In order to address attachments during change, leaders can take three practical steps:
- Acknowledge the Sense of Loss – Leaders need to demonstrate empathy for the impact the change will have on employees. More importantly, they need to incentivize the behavior of middle managers to ensure they also demonstrate empathy with employees. Even a strong empathetic organizational leader can lose traction when a frontline leader dismisses employee feelings.
- Understand (and Monitor) the Attachment Impacts – The symptoms described above are not abstract. They are measurable through employee engagement surveys and change readiness assessments. Leaders can both understand the nature of organizational attachments prior to a change initiative and monitor shifts in attachment through the change.
- Provide a Transitional Object – As individuals separate from attachments, they can be supported with transitional objects that are physical support mechanisms. As children, these may have been blankets or toys, but as adults they are physical reminders of the change that reinforce new behaviours. These might include publicly posted signs, branded giveaways, or developmental “toys.”

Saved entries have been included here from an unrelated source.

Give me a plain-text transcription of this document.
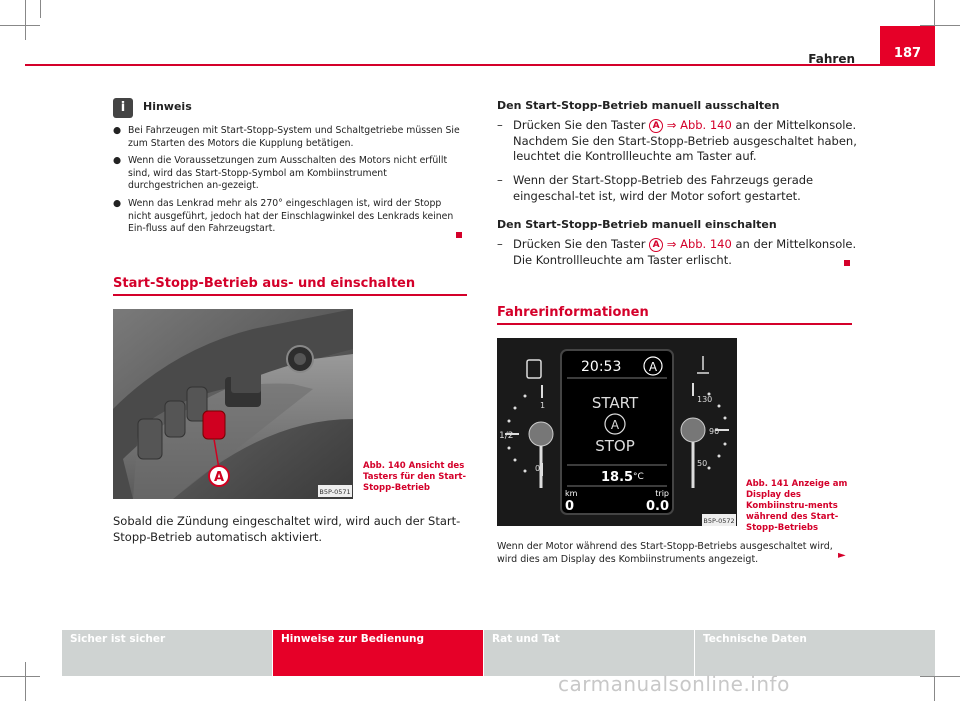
Fahren	187
i	Hinweis
● Bei Fahrzeugen mit Start-Stopp-System und Schaltgetriebe müssen Sie zum Starten des Motors die Kupplung betätigen.
● Wenn die Voraussetzungen zum Ausschalten des Motors nicht erfüllt sind, wird das Start-Stopp-Symbol am Kombiinstrument durchgestrichen an-gezeigt.
● Wenn das Lenkrad mehr als 270° eingeschlagen ist, wird der Stopp nicht ausgeführt, jedoch hat der Einschlagwinkel des Lenkrads keinen Ein-fluss auf den Fahrzeugstart.
Start-Stopp-Betrieb aus- und einschalten
A
B5P-0571
Abb. 140 Ansicht des Tasters für den Start-Stopp-Betrieb
Sobald die Zündung eingeschaltet wird, wird auch der Start-Stopp-Betrieb automatisch aktiviert.
Den Start-Stopp-Betrieb manuell ausschalten
– Drücken Sie den Taster A ⇒ Abb. 140 an der Mittelkonsole. Nachdem Sie den Start-Stopp-Betrieb ausgeschaltet haben, leuchtet die Kontrollleuchte am Taster auf.
– Wenn der Start-Stopp-Betrieb des Fahrzeugs gerade eingeschal-tet ist, wird der Motor sofort gestartet.
Den Start-Stopp-Betrieb manuell einschalten
– Drücken Sie den Taster A ⇒ Abb. 140 an der Mittelkonsole. Die Kontrollleuchte am Taster erlischt.
Fahrerinformationen
1
1/2
0
20:53 A
START
A
STOP
18.5 °C
km
0
trip
0.0
130
90
50
B5P-0572
Abb. 141 Anzeige am Display des Kombiinstru-ments während des Start-Stopp-Betriebs
Wenn der Motor während des Start-Stopp-Betriebs ausgeschaltet wird, wird dies am Display des Kombiinstruments angezeigt.	►
Sicher ist sicher	Hinweise zur Bedienung	Rat und Tat	Technische Daten
carmanualsonline.info
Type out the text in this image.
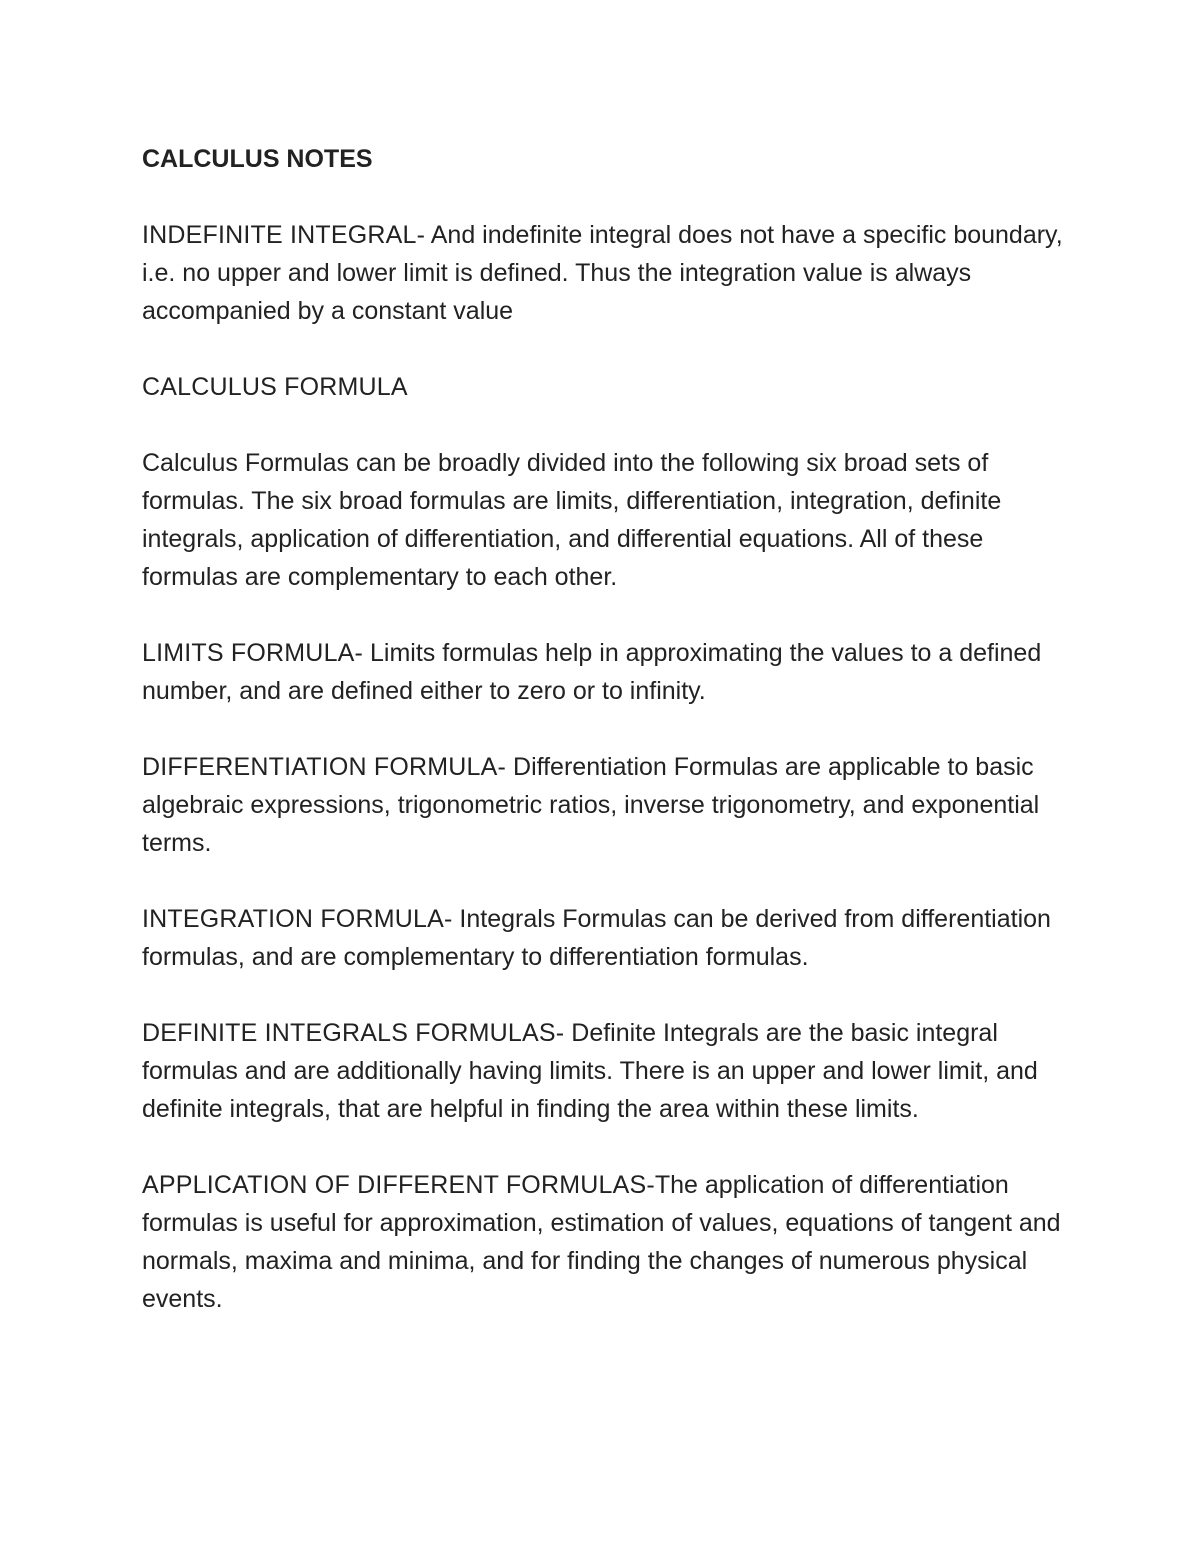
CALCULUS NOTES

INDEFINITE INTEGRAL- And indefinite integral does not have a specific boundary, i.e. no upper and lower limit is defined. Thus the integration value is always accompanied by a constant value

CALCULUS FORMULA

Calculus Formulas can be broadly divided into the following six broad sets of formulas. The six broad formulas are limits, differentiation, integration, definite integrals, application of differentiation, and differential equations. All of these formulas are complementary to each other.

LIMITS FORMULA- Limits formulas help in approximating the values to a defined number, and are defined either to zero or to infinity.

DIFFERENTIATION FORMULA- Differentiation Formulas are applicable to basic algebraic expressions, trigonometric ratios, inverse trigonometry, and exponential terms.

INTEGRATION FORMULA- Integrals Formulas can be derived from differentiation formulas, and are complementary to differentiation formulas.

DEFINITE INTEGRALS FORMULAS- Definite Integrals are the basic integral formulas and are additionally having limits. There is an upper and lower limit, and definite integrals, that are helpful in finding the area within these limits.

APPLICATION OF DIFFERENT FORMULAS-The application of differentiation formulas is useful for approximation, estimation of values, equations of tangent and normals, maxima and minima, and for finding the changes of numerous physical events.
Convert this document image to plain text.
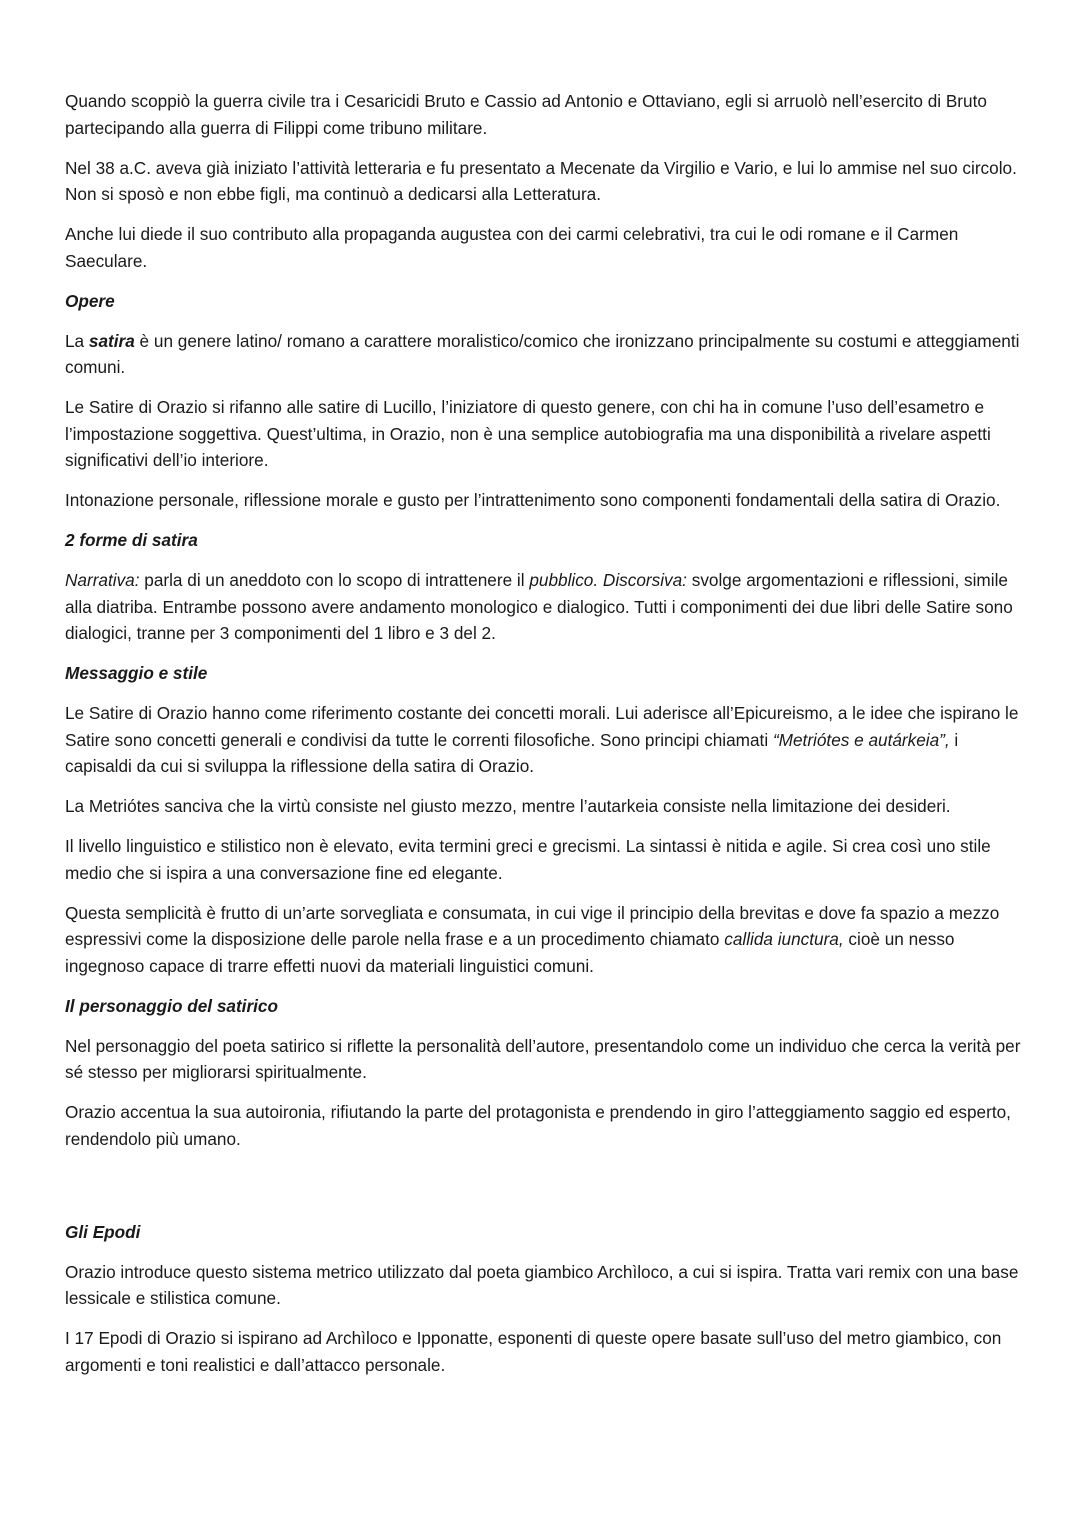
Quando scoppiò la guerra civile tra i Cesaricidi Bruto e Cassio ad Antonio e Ottaviano, egli si arruolò nell’esercito di Bruto partecipando alla guerra di Filippi come tribuno militare.

Nel 38 a.C. aveva già iniziato l’attività letteraria e fu presentato a Mecenate da Virgilio e Vario, e lui lo ammise nel suo circolo. Non si sposò e non ebbe figli, ma continuò a dedicarsi alla Letteratura.

Anche lui diede il suo contributo alla propaganda augustea con dei carmi celebrativi, tra cui le odi romane e il Carmen Saeculare.

Opere

La satira è un genere latino/ romano a carattere moralistico/comico che ironizzano principalmente su costumi e atteggiamenti comuni.

Le Satire di Orazio si rifanno alle satire di Lucillo, l’iniziatore di questo genere, con chi ha in comune l’uso dell’esametro e l’impostazione soggettiva. Quest’ultima, in Orazio, non è una semplice autobiografia ma una disponibilità a rivelare aspetti significativi dell’io interiore.

Intonazione personale, riflessione morale e gusto per l’intrattenimento sono componenti fondamentali della satira di Orazio.

2 forme di satira

Narrativa: parla di un aneddoto con lo scopo di intrattenere il pubblico. Discorsiva: svolge argomentazioni e riflessioni, simile alla diatriba. Entrambe possono avere andamento monologico e dialogico. Tutti i componimenti dei due libri delle Satire sono dialogici, tranne per 3 componimenti del 1 libro e 3 del 2.

Messaggio e stile

Le Satire di Orazio hanno come riferimento costante dei concetti morali. Lui aderisce all’Epicureismo, a le idee che ispirano le Satire sono concetti generali e condivisi da tutte le correnti filosofiche. Sono principi chiamati “Metriótes e autárkeia”, i capisaldi da cui si sviluppa la riflessione della satira di Orazio.

La Metriótes sanciva che la virtù consiste nel giusto mezzo, mentre l’autarkeia consiste nella limitazione dei desideri.

Il livello linguistico e stilistico non è elevato, evita termini greci e grecismi. La sintassi è nitida e agile. Si crea così uno stile medio che si ispira a una conversazione fine ed elegante.

Questa semplicità è frutto di un’arte sorvegliata e consumata, in cui vige il principio della brevitas e dove fa spazio a mezzo espressivi come la disposizione delle parole nella frase e a un procedimento chiamato callida iunctura, cioè un nesso ingegnoso capace di trarre effetti nuovi da materiali linguistici comuni.

Il personaggio del satirico

Nel personaggio del poeta satirico si riflette la personalità dell’autore, presentandolo come un individuo che cerca la verità per sé stesso per migliorarsi spiritualmente.

Orazio accentua la sua autoironia, rifiutando la parte del protagonista e prendendo in giro l’atteggiamento saggio ed esperto, rendendolo più umano.

Gli Epodi

Orazio introduce questo sistema metrico utilizzato dal poeta giambico Archìloco, a cui si ispira. Tratta vari remix con una base lessicale e stilistica comune.

I 17 Epodi di Orazio si ispirano ad Archìloco e Ipponatte, esponenti di queste opere basate sull’uso del metro giambico, con argomenti e toni realistici e dall’attacco personale.
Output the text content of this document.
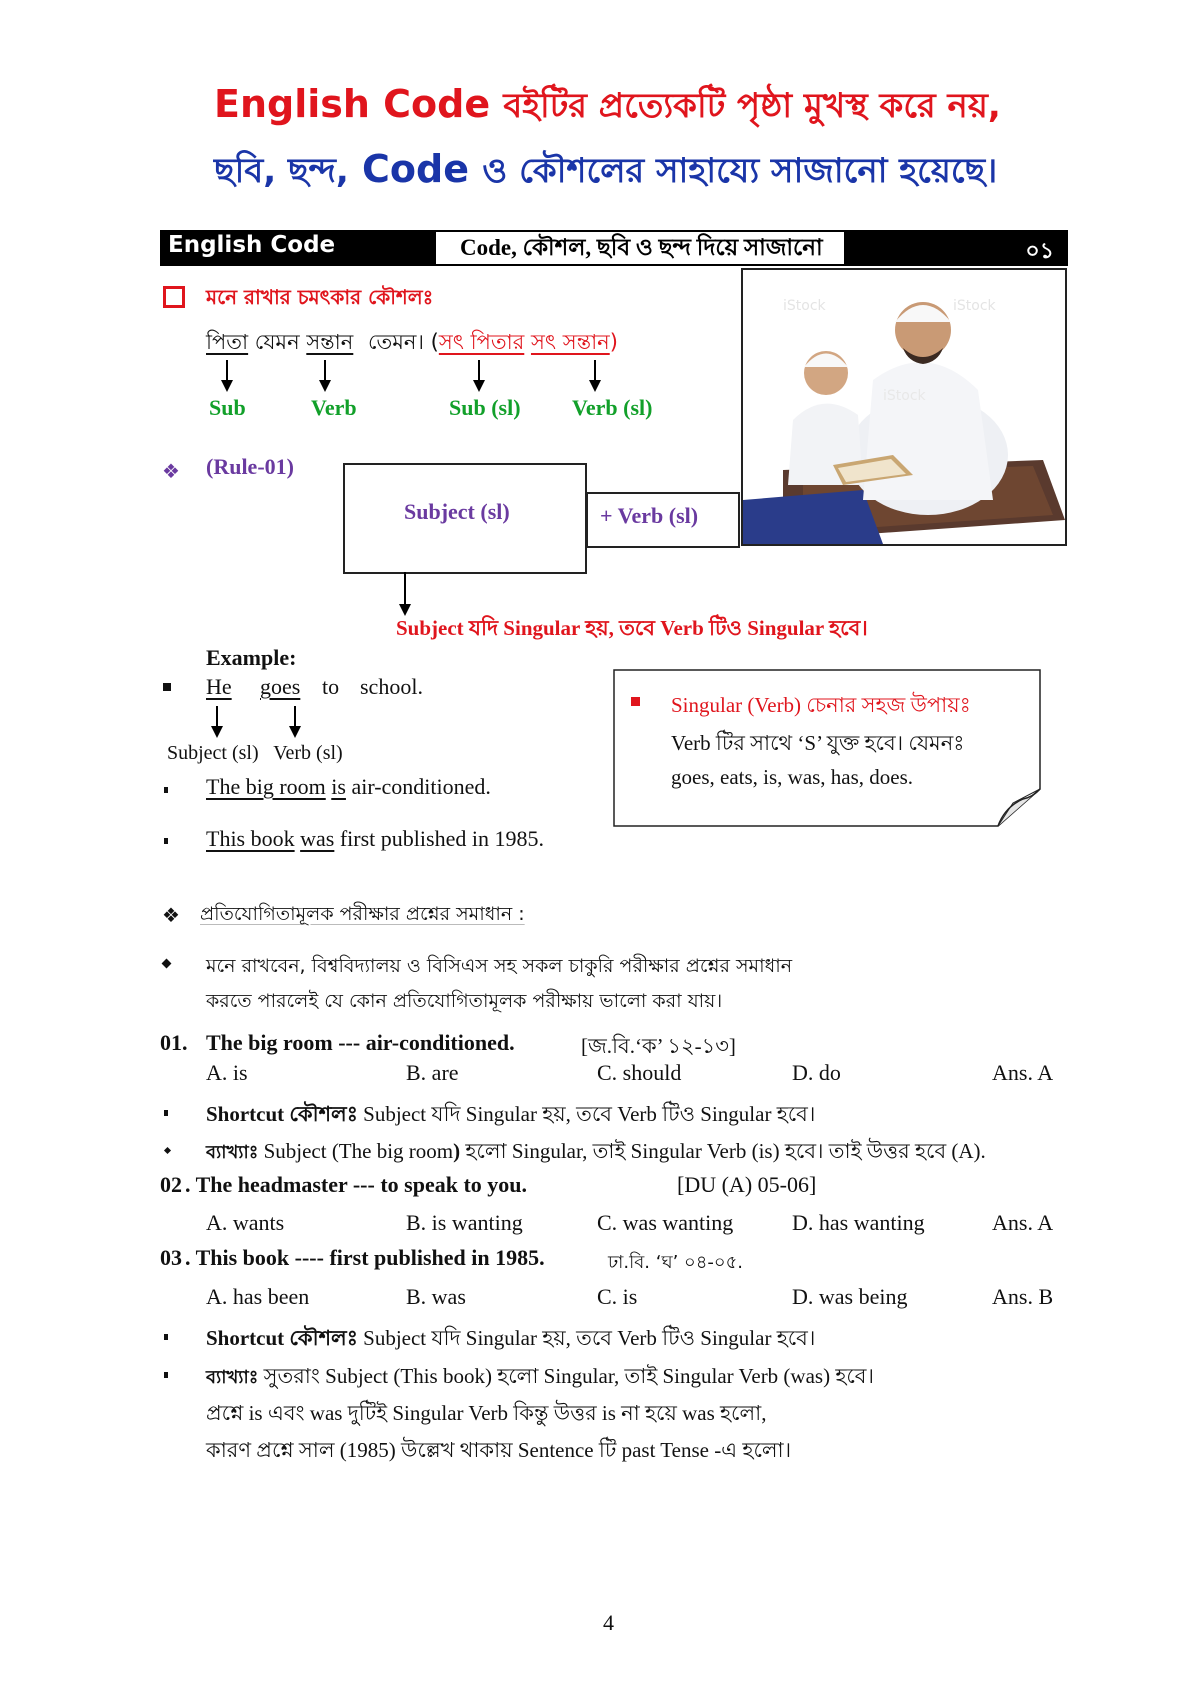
English Code বইটির প্রত্যেকটি পৃষ্ঠা মুখস্থ করে নয়,
ছবি, ছন্দ, Code ও কৌশলের সাহায্যে সাজানো হয়েছে।
English Code	Code, কৌশল, ছবি ও ছন্দ দিয়ে সাজানো	০১
মনে রাখার চমৎকার কৌশলঃ
পিতা যেমন সন্তান তেমন। (সৎ পিতার সৎ সন্তান)
Sub	Verb	Sub (sl) Verb (sl)
iStock	iStock
iStock
❖ (Rule-01)
Subject (sl)	+ Verb (sl)
Subject যদি Singular হয়, তবে Verb টিও Singular হবে।
Example:
He goes to school.
Subject (sl)   Verb (sl)
The big room is air-conditioned.
This book was first published in 1985.
Singular (Verb) চেনার সহজ উপায়ঃ
Verb টির সাথে ‘S’ যুক্ত হবে। যেমনঃ
goes, eats, is, was, has, does.
❖ প্রতিযোগিতামূলক পরীক্ষার প্রশ্নের সমাধান :
মনে রাখবেন, বিশ্ববিদ্যালয় ও বিসিএস সহ সকল চাকুরি পরীক্ষার প্রশ্নের সমাধান
করতে পারলেই যে কোন প্রতিযোগিতামূলক পরীক্ষায় ভালো করা যায়।
01. The big room --- air-conditioned.	[জ.বি.‘ক’ ১২-১৩]
A. is	B. are	C. should	D. do	Ans. A
Shortcut কৌশলঃ Subject যদি Singular হয়, তবে Verb টিও Singular হবে।
ব্যাখ্যাঃ Subject (The big room) হলো Singular, তাই Singular Verb (is) হবে। তাই উত্তর হবে (A).
02 . The headmaster --- to speak to you.	[DU (A) 05-06]
A. wants	B. is wanting	C. was wanting	D. has wanting	Ans. A
03 . This book ---- first published in 1985.	ঢা.বি. ‘ঘ’ ০৪-০৫.
A. has been	B. was	C. is	D. was being	Ans. B
Shortcut কৌশলঃ Subject যদি Singular হয়, তবে Verb টিও Singular হবে।
ব্যাখ্যাঃ সুতরাং Subject (This book) হলো Singular, তাই Singular Verb (was) হবে।
প্রশ্নে is এবং was দুটিই Singular Verb কিন্তু উত্তর is না হয়ে was হলো,
কারণ প্রশ্নে সাল (1985) উল্লেখ থাকায় Sentence টি past Tense -এ হলো।
4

As financial service institutions continue to evolve to meet the needs of their customers and shareholders, they will need their employees to evolve too. Each change brings the opportunity to advance the organization, but at a risk of impacting the attachment of an employee. By understanding these attachments and recognizing the symptoms of attachments, rather than meeting with resistance, leaders can evolve their organizations with a culture of change support.